If you read the instructions carefully, you'll see it clearly states that cranking down as hard as possible is not advised. He specifically states that it is not necessary to tighten the bolts hard enough that it causes an imprint in the eccentric insert (at least in my instructions anyway)..... Which doesn't give us an objective answer to the torque specs needed. 
If you've got the specs, I'd love for you to share them - and thanks in advance. If not, please keep your preconceptions to yourself.


----------



## bad mechanic (Jun 21, 2006)

I doubt there's a torque value available for the set screws, but if I were to guess, I'd say it's in the 5-10 in/lbs range. It's not much. 

When you tightened the set screws, did you first tighten the ones on top, and then the ones on the bottom?


----------



## rasse1977 (May 16, 2008)

*Half link help...!*

I'm in the process of setting my hardtail up SS with the FC EBB.
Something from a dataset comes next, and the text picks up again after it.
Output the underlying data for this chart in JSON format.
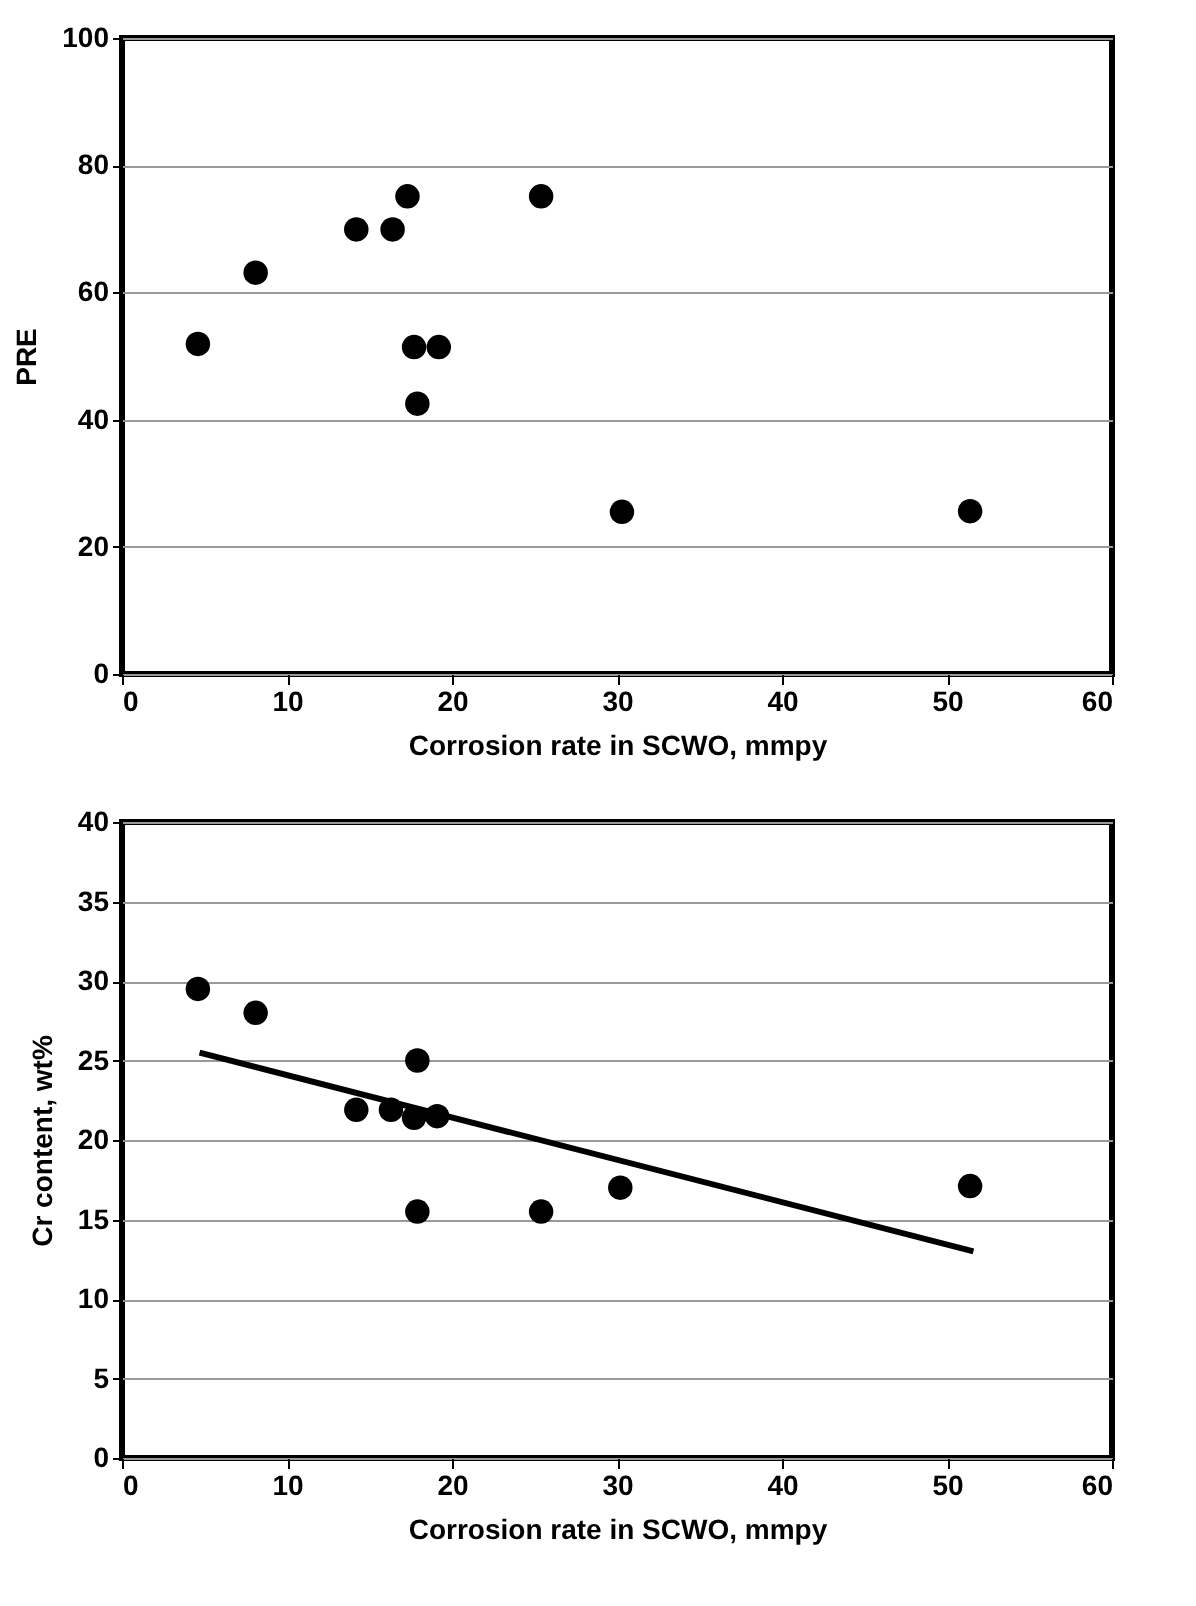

I've ordered the Gusset link-and-a-half some place in the UK (recommended by Bad Mechanic in another tread) but I can't order the KMC masterlinks (also recommended by BM...) as Amazon for some reason will not ship these to Denmark...:madman:

They look like these: https://www.amazon.com/gp/product/B0...ss_T15_product

Can anyone help me get 6-8 pcs of these links....please!


----------



## veloreality (May 10, 2009)

rasse1977 said:


> I'm in the process of setting my hardtail up SS with the FC EBB.
> 
> I've ordered the Gusset link-and-a-half some place in the UK (recommended by Bad Mechanic in another tread) but I can't order the KMC masterlinks (also recommended by BM...) as Amazon for some reason will not ship these to Denmark...:madman:
> 
> ...


why do you need 6-8 pcs? chain too short? if your chains long enough and you only need a half link for tension then 1 is all you need.


----------



## bad mechanic (Jun 21, 2006)

The Gusset half link requires two, and the rest are for stock.


----------



## Jimi_Lee (Jul 2, 2010)

Jay,
I am not sure what size set screws are being used for the FC EBB, but linked is a chart of max torque specs for various sized set screws. If you don't know what size set screw is used, then you can use the size of hex wrench you use to tighten them to figure out what size set screw you have.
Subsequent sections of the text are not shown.